外注化は偽装請負と表裏一体です。業務を外注化する場合、本来はその業務の技術や経験を十分持った会社が請負い、発注元から独立して業務を行わなくてはなりません。しかし、「賃金を下げ、いつでも解雇できるようにしたいが、自分の社員と同じように使いもしたい」というのが会社の本音です。そこで、形の上だけ請負にして、発注元自ら労働者に指揮・命令を行うのが「偽装請負」です。トヨタなどの大企業から自治体職場まで、全社会に違法行為が蔓延しています。
外注化は、労働者を違法な雇用と無権利状態に突き落としていくものなのです。

外注化を打ち破ろう

労働者の生活と権利を破壊し、未来を奪う外注化は絶対に許してはいけません。
そして、JRにおける外注化阻止闘争は、J R のみならず、全労働者の生活と権利、未来を守る闘いです。多くの職場では外注化攻撃に対して、ほとんど抵抗できず、労働者は次々と業務ごと下請けに突き落とされていきました。職場に闘う労働組合がなくなっているからです。外注化が労働者の団結で粉砕できることを示すことは、この現状を変える大きな力になります。

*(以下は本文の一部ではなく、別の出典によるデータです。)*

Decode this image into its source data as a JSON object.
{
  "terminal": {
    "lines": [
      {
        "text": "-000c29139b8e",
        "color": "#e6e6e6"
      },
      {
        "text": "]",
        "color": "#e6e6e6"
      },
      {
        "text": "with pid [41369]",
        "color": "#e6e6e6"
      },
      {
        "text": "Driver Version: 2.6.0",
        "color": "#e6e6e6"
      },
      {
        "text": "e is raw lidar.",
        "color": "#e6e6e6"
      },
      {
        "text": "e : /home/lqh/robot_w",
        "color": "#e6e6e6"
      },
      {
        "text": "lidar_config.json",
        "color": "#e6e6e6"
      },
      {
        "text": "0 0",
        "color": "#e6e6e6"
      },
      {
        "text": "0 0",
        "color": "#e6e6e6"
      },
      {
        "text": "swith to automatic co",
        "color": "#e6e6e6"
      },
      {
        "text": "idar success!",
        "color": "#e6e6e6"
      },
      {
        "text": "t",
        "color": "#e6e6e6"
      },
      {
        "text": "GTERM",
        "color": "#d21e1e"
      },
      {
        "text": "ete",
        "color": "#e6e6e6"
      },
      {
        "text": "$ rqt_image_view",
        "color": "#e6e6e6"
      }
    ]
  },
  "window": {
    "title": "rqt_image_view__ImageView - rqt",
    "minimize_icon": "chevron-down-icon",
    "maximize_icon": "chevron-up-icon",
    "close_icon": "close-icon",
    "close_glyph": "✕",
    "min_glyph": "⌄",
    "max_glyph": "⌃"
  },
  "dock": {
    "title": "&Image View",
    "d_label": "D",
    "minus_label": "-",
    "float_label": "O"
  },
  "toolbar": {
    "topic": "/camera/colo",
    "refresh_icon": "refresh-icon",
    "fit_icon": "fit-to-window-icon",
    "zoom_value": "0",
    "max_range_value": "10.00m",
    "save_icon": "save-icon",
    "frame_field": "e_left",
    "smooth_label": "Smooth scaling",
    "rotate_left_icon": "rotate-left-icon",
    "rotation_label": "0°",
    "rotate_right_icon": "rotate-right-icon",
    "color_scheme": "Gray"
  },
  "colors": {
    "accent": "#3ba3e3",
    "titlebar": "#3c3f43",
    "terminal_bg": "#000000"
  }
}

動労千葉は外注化反対を貫いて闘い続けてきました。その結果、千葉では検修・構内業務の外注化を12年間阻止し続け、今でも歯止めをかけています。外注化は矛盾だらけです。職場全体が反対を貫けば、必ず粉砕できます。
採用されたのがJRであるかC T S であるかに関係なく、すべての仲間仕事をJRに取り戻そう。外注化粉砕にむけ、ともに闘おう。